What I Wish I Knew About Incident Management – a nice checklist that applies regardless of the size. I really like this sentance though; ‘Not all actionable alerts result in an incident.’
Complexity Has to Live Somewhere – ‘Complexity has to live somewhere. If you are lucky, it lives in well-defined places.’
Generic mitigations – Useful. ‘Call Adam’ was a generic mitigation for a while there…
Tyler Wells on building a culture of reliability at Twilio – ‘First, new engineers are placed into a support queue for one week after onboarding and training.’ I’ve been a huge proponant of this since I did some contracting at Freshbooks waaaaay back in the day. I’m not a fan of ‘culture for culture sake’ (remember, the root word of culture is cult), but this sort of intentional culture is key
Worst Case – What if us-east-1 went away. I’ve not thought about Tim Bray in awhile. And it starts quoting Corey Quinn which means we’re in for a ride.
The danger of hidden functional roles – ‘[T]here are people who participate in this process that aren’t even aware of this function’
Signs of Triviality – This blog from Jan Schaumann seems, just really good. A post on DNS was in the newsletter, but there is a lot of cool things there.

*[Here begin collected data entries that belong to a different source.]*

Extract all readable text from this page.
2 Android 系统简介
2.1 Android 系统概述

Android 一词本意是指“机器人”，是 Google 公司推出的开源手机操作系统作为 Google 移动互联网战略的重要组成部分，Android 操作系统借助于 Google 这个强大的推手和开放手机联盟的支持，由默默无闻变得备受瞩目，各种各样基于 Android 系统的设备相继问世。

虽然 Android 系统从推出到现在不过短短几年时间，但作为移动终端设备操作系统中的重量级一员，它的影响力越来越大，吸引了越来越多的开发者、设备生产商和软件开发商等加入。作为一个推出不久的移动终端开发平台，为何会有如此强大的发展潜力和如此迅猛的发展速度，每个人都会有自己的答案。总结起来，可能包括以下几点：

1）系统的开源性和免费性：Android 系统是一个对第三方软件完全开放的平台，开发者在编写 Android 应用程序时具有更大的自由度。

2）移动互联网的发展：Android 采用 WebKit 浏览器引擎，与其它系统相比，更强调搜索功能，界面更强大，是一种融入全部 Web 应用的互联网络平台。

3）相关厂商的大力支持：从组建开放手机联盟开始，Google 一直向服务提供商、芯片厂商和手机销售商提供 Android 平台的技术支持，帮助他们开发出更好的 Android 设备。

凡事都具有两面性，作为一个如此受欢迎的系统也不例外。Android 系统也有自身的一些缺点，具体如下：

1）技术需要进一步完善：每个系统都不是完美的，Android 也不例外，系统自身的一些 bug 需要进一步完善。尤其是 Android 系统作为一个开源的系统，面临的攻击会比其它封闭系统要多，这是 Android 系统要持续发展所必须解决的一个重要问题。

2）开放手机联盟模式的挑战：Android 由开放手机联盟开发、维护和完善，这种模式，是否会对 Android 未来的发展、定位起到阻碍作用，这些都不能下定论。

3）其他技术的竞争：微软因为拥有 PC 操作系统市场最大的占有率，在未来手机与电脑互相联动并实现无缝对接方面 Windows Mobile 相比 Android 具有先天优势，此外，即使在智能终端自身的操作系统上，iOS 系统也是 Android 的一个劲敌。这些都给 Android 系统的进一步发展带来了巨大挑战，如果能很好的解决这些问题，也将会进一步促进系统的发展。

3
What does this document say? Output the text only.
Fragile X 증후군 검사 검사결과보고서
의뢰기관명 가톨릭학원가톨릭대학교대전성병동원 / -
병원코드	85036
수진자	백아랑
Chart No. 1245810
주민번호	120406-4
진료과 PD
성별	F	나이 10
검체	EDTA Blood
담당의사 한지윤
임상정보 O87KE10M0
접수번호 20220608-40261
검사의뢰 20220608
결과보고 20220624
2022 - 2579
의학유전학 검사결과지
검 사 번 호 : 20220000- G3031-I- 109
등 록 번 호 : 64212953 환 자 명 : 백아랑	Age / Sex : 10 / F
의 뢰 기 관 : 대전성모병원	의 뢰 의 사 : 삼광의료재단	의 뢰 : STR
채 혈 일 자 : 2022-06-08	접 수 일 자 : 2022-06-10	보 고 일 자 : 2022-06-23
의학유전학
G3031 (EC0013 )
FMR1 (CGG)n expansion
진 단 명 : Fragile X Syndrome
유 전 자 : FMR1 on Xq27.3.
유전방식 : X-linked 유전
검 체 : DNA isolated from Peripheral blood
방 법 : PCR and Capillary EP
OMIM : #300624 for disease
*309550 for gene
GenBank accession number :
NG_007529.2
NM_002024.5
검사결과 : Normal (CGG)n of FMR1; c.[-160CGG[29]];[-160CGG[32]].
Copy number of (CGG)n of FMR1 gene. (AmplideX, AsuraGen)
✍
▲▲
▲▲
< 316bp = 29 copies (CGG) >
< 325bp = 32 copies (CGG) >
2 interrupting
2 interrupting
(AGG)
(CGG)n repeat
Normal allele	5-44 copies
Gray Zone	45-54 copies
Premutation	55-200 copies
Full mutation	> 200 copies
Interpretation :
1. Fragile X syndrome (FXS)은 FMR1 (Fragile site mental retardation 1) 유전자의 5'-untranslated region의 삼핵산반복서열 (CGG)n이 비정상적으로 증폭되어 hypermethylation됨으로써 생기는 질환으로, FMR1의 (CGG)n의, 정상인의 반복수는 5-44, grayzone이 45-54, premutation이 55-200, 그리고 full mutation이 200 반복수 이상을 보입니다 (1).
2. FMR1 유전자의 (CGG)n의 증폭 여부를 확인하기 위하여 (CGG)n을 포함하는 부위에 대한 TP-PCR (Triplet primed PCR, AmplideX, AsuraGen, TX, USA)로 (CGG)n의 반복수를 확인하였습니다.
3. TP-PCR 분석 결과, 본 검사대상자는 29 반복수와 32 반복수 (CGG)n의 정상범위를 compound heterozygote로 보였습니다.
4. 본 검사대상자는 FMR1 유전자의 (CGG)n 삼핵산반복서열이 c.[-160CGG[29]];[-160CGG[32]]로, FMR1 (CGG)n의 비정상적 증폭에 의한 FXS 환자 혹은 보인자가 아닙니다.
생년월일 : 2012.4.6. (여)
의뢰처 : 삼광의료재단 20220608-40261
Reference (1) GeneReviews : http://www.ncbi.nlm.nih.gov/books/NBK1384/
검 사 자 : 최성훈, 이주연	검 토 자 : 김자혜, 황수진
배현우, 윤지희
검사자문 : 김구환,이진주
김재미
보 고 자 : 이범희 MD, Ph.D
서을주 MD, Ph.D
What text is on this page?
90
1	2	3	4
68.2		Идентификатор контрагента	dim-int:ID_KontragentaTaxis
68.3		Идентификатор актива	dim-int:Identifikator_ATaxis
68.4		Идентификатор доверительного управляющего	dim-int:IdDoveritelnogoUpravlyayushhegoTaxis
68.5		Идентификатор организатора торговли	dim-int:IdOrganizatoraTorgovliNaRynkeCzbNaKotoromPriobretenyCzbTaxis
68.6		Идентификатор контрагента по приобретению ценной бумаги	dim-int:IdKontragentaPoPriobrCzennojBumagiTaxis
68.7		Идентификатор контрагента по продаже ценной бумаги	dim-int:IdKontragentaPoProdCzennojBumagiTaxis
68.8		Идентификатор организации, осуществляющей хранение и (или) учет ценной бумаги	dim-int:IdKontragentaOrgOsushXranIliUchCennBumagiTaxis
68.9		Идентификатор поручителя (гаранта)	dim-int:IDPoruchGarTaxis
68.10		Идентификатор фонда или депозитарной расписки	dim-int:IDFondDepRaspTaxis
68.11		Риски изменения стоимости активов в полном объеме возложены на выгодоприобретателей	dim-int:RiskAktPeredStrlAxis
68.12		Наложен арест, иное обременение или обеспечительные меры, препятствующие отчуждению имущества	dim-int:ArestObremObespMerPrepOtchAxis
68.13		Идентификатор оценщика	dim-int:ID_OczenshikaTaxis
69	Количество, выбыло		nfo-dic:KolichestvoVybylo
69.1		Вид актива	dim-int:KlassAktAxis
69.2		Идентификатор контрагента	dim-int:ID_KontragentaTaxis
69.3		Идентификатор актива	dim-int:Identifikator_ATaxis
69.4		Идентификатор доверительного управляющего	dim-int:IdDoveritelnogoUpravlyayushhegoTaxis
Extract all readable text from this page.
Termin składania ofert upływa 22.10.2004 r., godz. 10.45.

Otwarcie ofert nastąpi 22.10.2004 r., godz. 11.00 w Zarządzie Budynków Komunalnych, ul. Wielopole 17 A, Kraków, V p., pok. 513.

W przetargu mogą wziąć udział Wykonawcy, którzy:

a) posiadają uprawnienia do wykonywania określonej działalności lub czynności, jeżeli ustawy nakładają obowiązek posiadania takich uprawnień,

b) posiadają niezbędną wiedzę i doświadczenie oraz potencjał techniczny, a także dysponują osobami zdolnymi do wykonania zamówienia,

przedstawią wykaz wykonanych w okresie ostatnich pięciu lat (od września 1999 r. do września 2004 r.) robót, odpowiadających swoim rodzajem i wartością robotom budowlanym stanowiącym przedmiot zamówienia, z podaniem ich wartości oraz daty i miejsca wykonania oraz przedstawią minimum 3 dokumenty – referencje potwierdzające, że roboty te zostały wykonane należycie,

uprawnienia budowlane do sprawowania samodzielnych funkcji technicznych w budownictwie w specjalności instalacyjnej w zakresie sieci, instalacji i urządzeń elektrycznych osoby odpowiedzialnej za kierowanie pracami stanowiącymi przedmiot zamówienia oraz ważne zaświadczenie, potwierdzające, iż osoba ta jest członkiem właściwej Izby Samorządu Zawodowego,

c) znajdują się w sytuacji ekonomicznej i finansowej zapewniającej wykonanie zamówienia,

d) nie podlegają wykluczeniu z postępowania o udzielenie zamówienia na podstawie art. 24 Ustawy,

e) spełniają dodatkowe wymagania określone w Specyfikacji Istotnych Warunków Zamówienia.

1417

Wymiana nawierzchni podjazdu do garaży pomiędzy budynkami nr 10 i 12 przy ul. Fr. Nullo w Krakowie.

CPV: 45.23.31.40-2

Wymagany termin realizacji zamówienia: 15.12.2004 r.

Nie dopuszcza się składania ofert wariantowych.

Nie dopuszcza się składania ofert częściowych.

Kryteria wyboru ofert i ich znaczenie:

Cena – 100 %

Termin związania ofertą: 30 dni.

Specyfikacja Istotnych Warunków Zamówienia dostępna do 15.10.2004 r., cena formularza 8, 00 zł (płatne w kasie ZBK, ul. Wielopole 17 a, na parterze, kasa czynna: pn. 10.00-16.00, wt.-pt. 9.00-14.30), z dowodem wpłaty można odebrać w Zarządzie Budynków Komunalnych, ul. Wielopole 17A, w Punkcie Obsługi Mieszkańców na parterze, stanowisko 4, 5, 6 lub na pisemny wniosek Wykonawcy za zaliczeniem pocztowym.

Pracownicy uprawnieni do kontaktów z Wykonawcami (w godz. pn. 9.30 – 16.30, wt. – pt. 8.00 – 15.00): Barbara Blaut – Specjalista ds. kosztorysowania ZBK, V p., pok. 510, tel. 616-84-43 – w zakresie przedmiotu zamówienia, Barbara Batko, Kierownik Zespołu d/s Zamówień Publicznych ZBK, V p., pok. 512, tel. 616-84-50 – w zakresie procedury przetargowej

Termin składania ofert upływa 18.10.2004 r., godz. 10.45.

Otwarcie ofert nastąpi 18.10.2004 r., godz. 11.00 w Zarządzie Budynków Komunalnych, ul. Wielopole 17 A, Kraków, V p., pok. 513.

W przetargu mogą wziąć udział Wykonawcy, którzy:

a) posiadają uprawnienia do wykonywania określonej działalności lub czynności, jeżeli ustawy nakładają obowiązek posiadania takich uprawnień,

Avoid frostbite: Stop doing code freezes – I think to something similar tomorrow from Charity Majors, but the key part is ‘Your current reliability is based on your current process.’ If you stop deploying, you introduce change and therefore risk into your systems. One of my ‘maturity’ measures is whether you do code freezes over Christmas. Spoiler: it is not a positive indicator [in 99% of the scenarios.]
Safe schema updates - Near-zero downtime database deployments – a reminder that everything gets re-discovered with every subsequent generation. 3-phase deploys for databases was popular enough a topic in 2006 that a book was written which had them in there. And yes, I do think that every technical leader should have read this book. Even in the age of ActiveRecord-based migration patterns.
Howie Guide to post‑incident investigations – Stashing for later. Remember, SOC 2 includes post incident process design and desktopping.